Si se tratara de alguien que sustrajo el cráneo para venderlo luego, la noticia no sería sino una más. Abundan los profanadores de tumbas que comercian con huesos de todas las razas y edades, normales y anormales. Es un negocio tolerado y de ello sacan provecho los estudiantes de anatomía. Otros utilizan cadáveres sin nombre que llegan a los anfiteatros y no son reclamados. Los embellecen para cobrar mejor. Sería inicuo que al hombre que pasó la vida arrojando apariencias a la basura le endosaran una más, tan fuera de lo común. Fernando González, el amigo de los indefensos, no merece este trato ahora que, inerte, no puede arrebatar a nadie la sede de su vejez y de su juventud. No hay razón que justifique el robo, no hay modo de que Fernando se localice en esta aberración para aprobarla. Que lo dejen en paz en la oscuridad de su caja, terminando el proceso de la agonía: «¡Ésta sí es netamente individual! ¡Nadie se puede robar la agonía ajena, ni uno mismo puede robarse su agonía! La agonía es el arribo, por bien o por mal, ante la Intimidad desnuda». [14] Y de la muerte, que él describe: «¿Por qué no incineran los cadáveres? Porque ¿cuándo está uno muerto? ¿No es progresiva la muerte real? El primer día, uno siente como si el cadáver estuviera vivo; el segundo, menos, et sic de coeteris. El dolor, la vivencia de la muerte, va envejeciendo al mismo ritmo con que progresa la descomposición del cadáver. Si incineran el cadáver, la vivencia, la intimidad, padece; incineran algo de uno con el cadáver. Hay que respetar la realidad. Las apariencias, tales como suelen suceder, son imágenes de la vida emotiva y espiritual. Y… ¿el cadáver no es la representación de la intimidad? […] No se puede incinerar el cadáver, porque es una cobardía que nos empequeñece: queremos probarnos que se acabó y eso no se logra». [15]
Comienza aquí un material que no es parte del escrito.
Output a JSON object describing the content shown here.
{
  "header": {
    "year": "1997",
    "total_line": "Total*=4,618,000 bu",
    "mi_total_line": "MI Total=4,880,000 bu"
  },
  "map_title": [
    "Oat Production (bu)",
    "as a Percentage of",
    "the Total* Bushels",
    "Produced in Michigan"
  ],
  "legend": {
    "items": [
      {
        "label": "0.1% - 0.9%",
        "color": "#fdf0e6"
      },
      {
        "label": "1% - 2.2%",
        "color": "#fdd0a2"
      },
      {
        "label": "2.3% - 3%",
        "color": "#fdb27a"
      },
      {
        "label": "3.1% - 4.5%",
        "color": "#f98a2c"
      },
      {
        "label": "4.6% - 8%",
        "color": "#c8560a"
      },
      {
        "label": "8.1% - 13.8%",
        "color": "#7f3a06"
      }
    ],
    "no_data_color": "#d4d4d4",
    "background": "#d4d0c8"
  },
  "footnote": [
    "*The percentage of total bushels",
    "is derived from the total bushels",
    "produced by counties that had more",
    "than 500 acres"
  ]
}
Él quería la nada y el silencio. Ahora han sacado su cráneo para convertirlo en algo, en no sabemos qué, que perturba su quietud.

Una noche pasó la sombra del maestro junto a mi ventana abierta sobre el mundo, y le pregunté:

—¿Vale la pena pasar toda una vida escribiendo? ¿Se justifica sacrificar paz y sosiego?

Él contestó:

—Si es por amor a la humanidad, sí.

—¿Volverías a escribir lo mismo?

—No, puesto que he cambiado.

Entonces, ¿por qué pegarnos a sus palabras viejas?, podría preguntarme alguien. Yo aún las veo como peldaños que lo llevaron al hombre nuevo, a los pensamientos nuevos que hoy escribiría si le devolvieran las manos y el papel.
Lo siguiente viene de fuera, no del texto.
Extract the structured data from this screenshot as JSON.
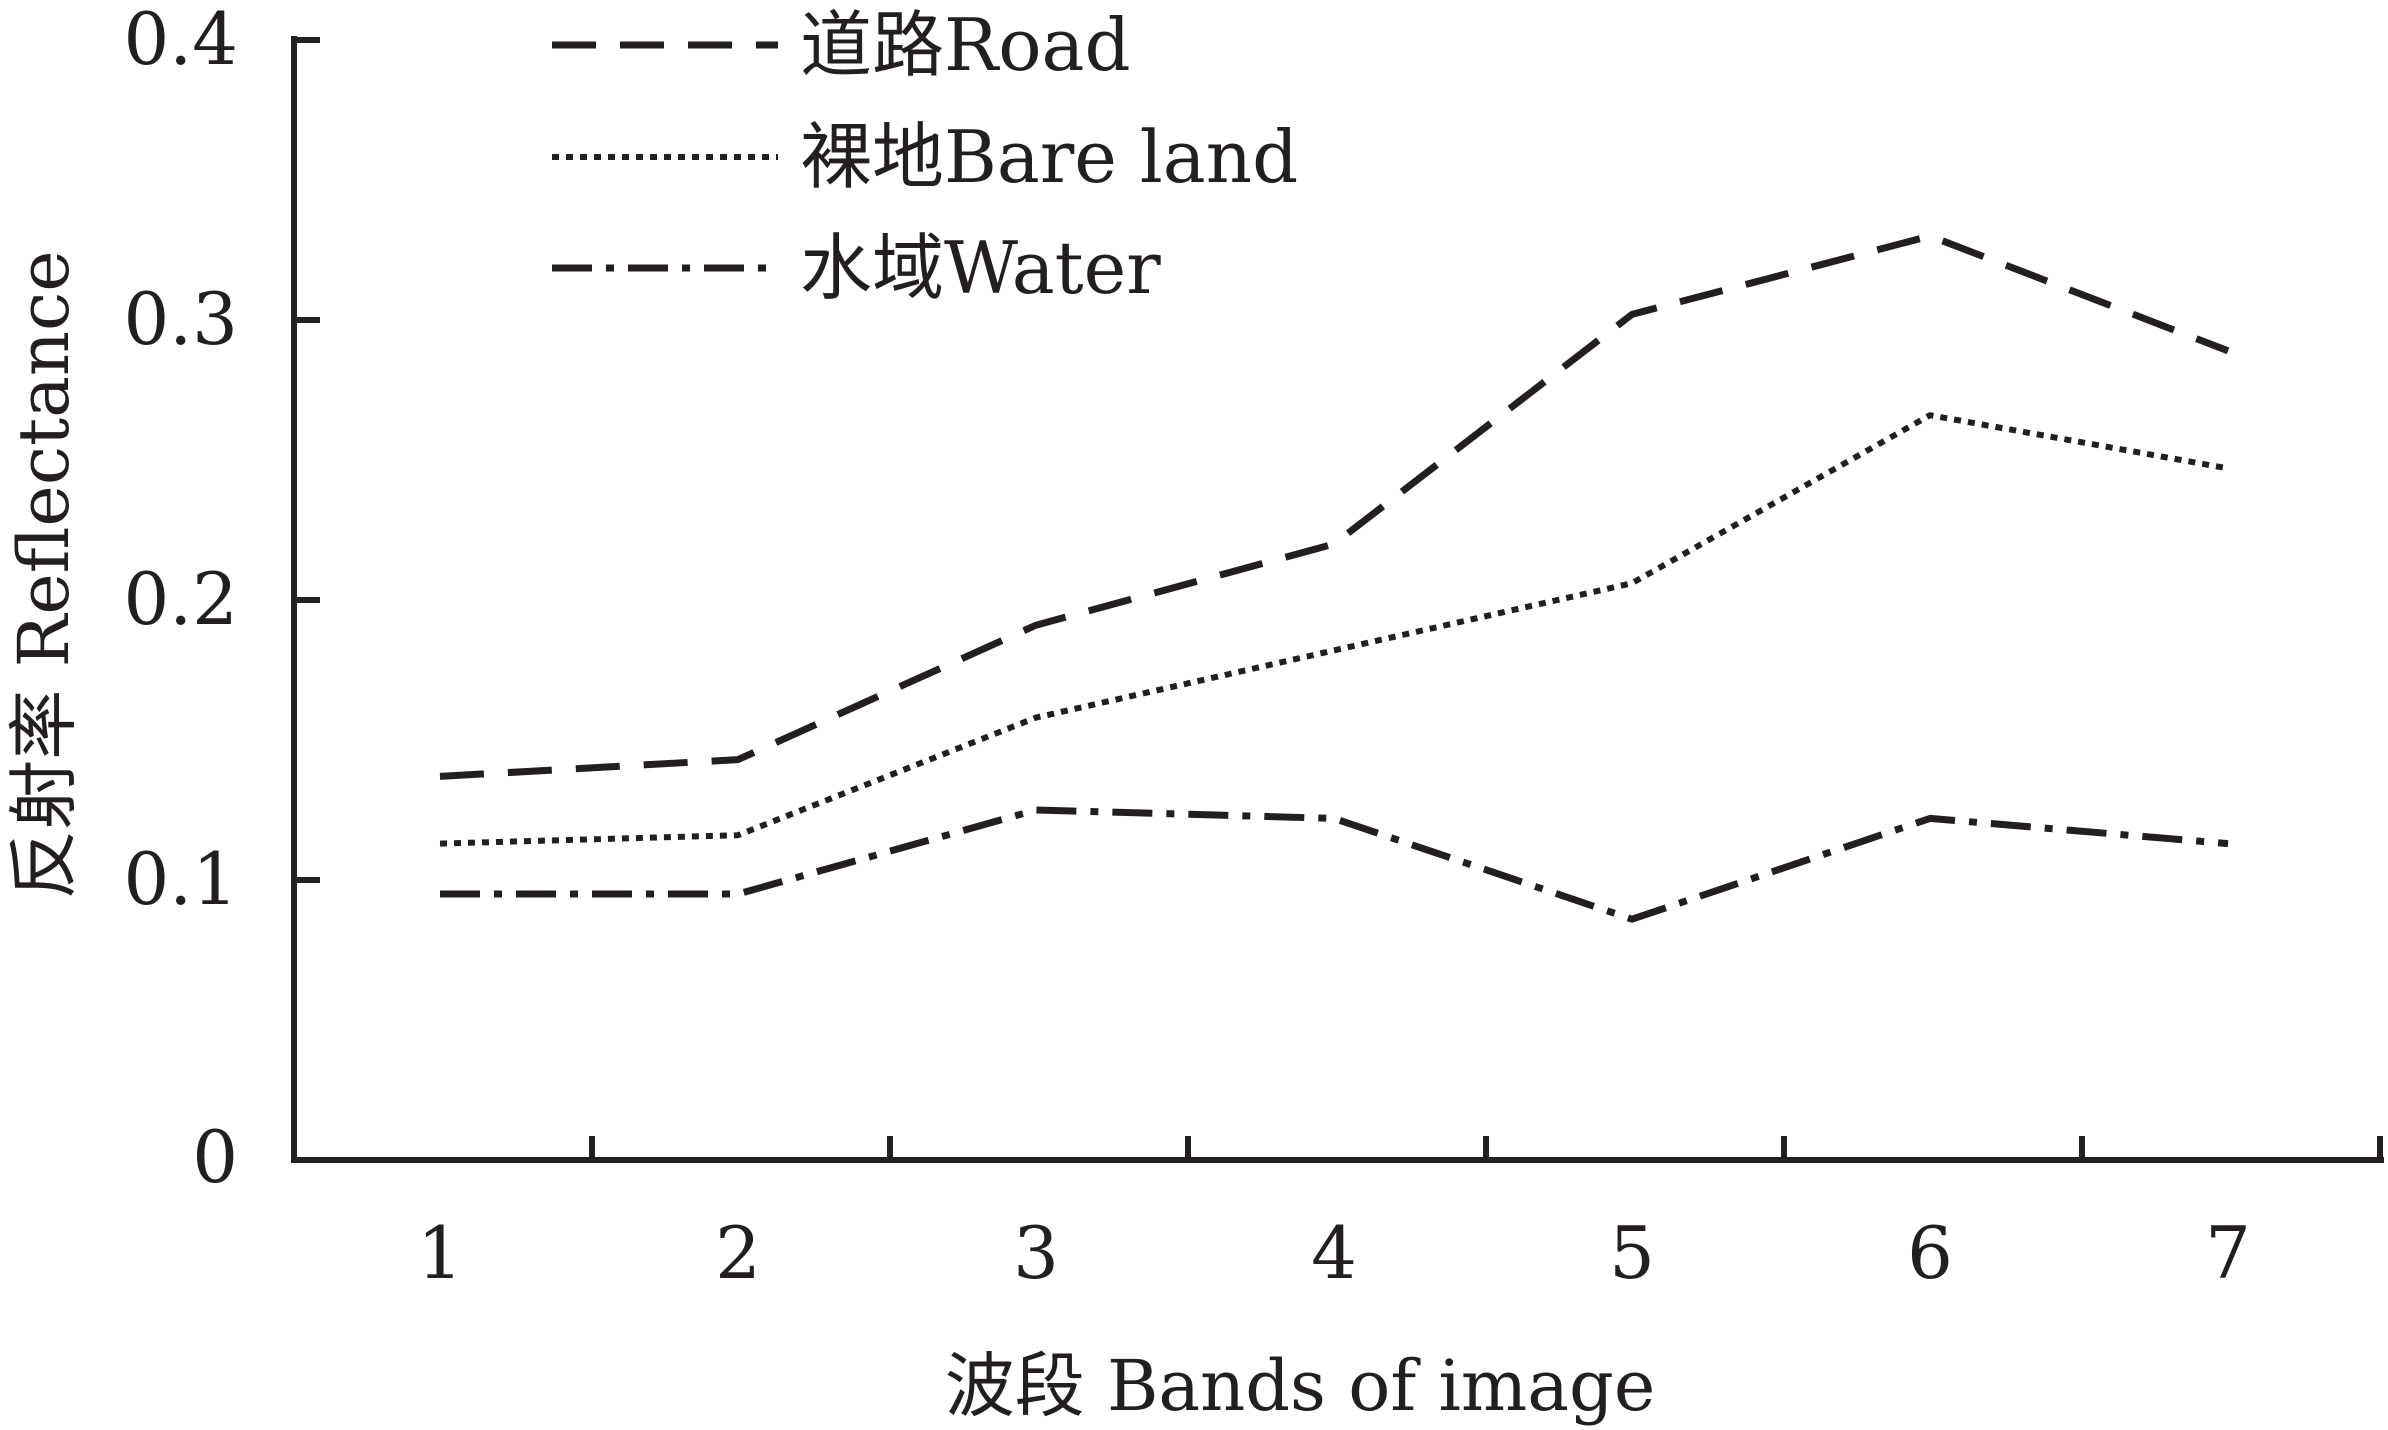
{
  "chart_data": {
    "type": "line",
    "title": "",
    "xlabel": "波段 Bands of image",
    "ylabel": "反射率 Reflectance",
    "categories": [
      "1",
      "2",
      "3",
      "4",
      "5",
      "6",
      "7"
    ],
    "x": [
      1,
      2,
      3,
      4,
      5,
      6,
      7
    ],
    "xlim": [
      0,
      7.5
    ],
    "ylim": [
      0,
      0.4
    ],
    "yticks": [
      "0",
      "0.1",
      "0.2",
      "0.3",
      "0.4"
    ],
    "ytick_values": [
      0,
      0.1,
      0.2,
      0.3,
      0.4
    ],
    "grid": false,
    "legend_position": "top-left",
    "series": [
      {
        "name": "道路Road",
        "line_style": "dashed",
        "color": "#231f20",
        "values": [
          0.137,
          0.143,
          0.191,
          0.22,
          0.302,
          0.33,
          0.289
        ]
      },
      {
        "name": "裸地Bare land",
        "line_style": "dotted",
        "color": "#231f20",
        "values": [
          0.113,
          0.116,
          0.158,
          0.182,
          0.206,
          0.266,
          0.247
        ]
      },
      {
        "name": "水域Water",
        "line_style": "dash-dot",
        "color": "#231f20",
        "values": [
          0.095,
          0.095,
          0.125,
          0.122,
          0.086,
          0.122,
          0.113
        ]
      }
    ]
  }
}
No dijo más. Quedé atenta al sudor de los muertos sobre la hierba oscura de los campos en las noches de luna.

Notas:

[1] Libro de los viajes o de las presencias. Aguirre Editor, Medellín, agosto de 1959, p. 237.
[2] Cartas inéditas, 1963. [Publicadas posteriormente con el título Las cartas de Ripol. Primera edición: Ediciones El Labrador / Joe Broderick, Bogotá, mayo de 1989. Introducción por Alberto Aguirre].
[3] Viaje a pie.
[4] Libro de los viajes o de las presencias, op. cit., p. 207.
[5] Cartas inéditas, 1963.
[6] Libro de los viajes o de las presencias, op. cit., p. 27.
[7] Ibid., p. 200.
[8] Ibid., p. 217.
[9] Ibid., p. 83.
[10] Ibid., p. 53.
[11] Ibid., p. 53.
[12] Viaje a pie.
[13] Intimidad: Jesucristo en él: «No lo busques ni en este librito ni en ningún otro. Lo hallarás en ti mismo. Él es lo más cercano de ti, lector; es más cercano que tu yo; pero es lo más lejano de ti, a causa de tu yo. Búscalo muriendo». (De La tragicomedia del padre Elías y Martina la velera).
[14] Libro de los viajes o de las presencias, op. cit., p. 277.
[15] Libro de los viajes o de las presencias, op. cit., p. 264 y ss.

Fuente:

Uribe de Estrada, María Helena. «Fernando González, su cráneo y su nada». Magazín Dominical de El Espectador, Bogotá, domingo 4 de febrero de 1973, p. 11. [Archivo Casa Museo Otraparte: la presente versión se obtuvo de una fotocopia de un mecanuscrito enviado probablemente por la autora a la redacción del periódico El Espectador. Se revisaron y ajustaron las citas de Fernando González según las últimas ediciones de sus libros].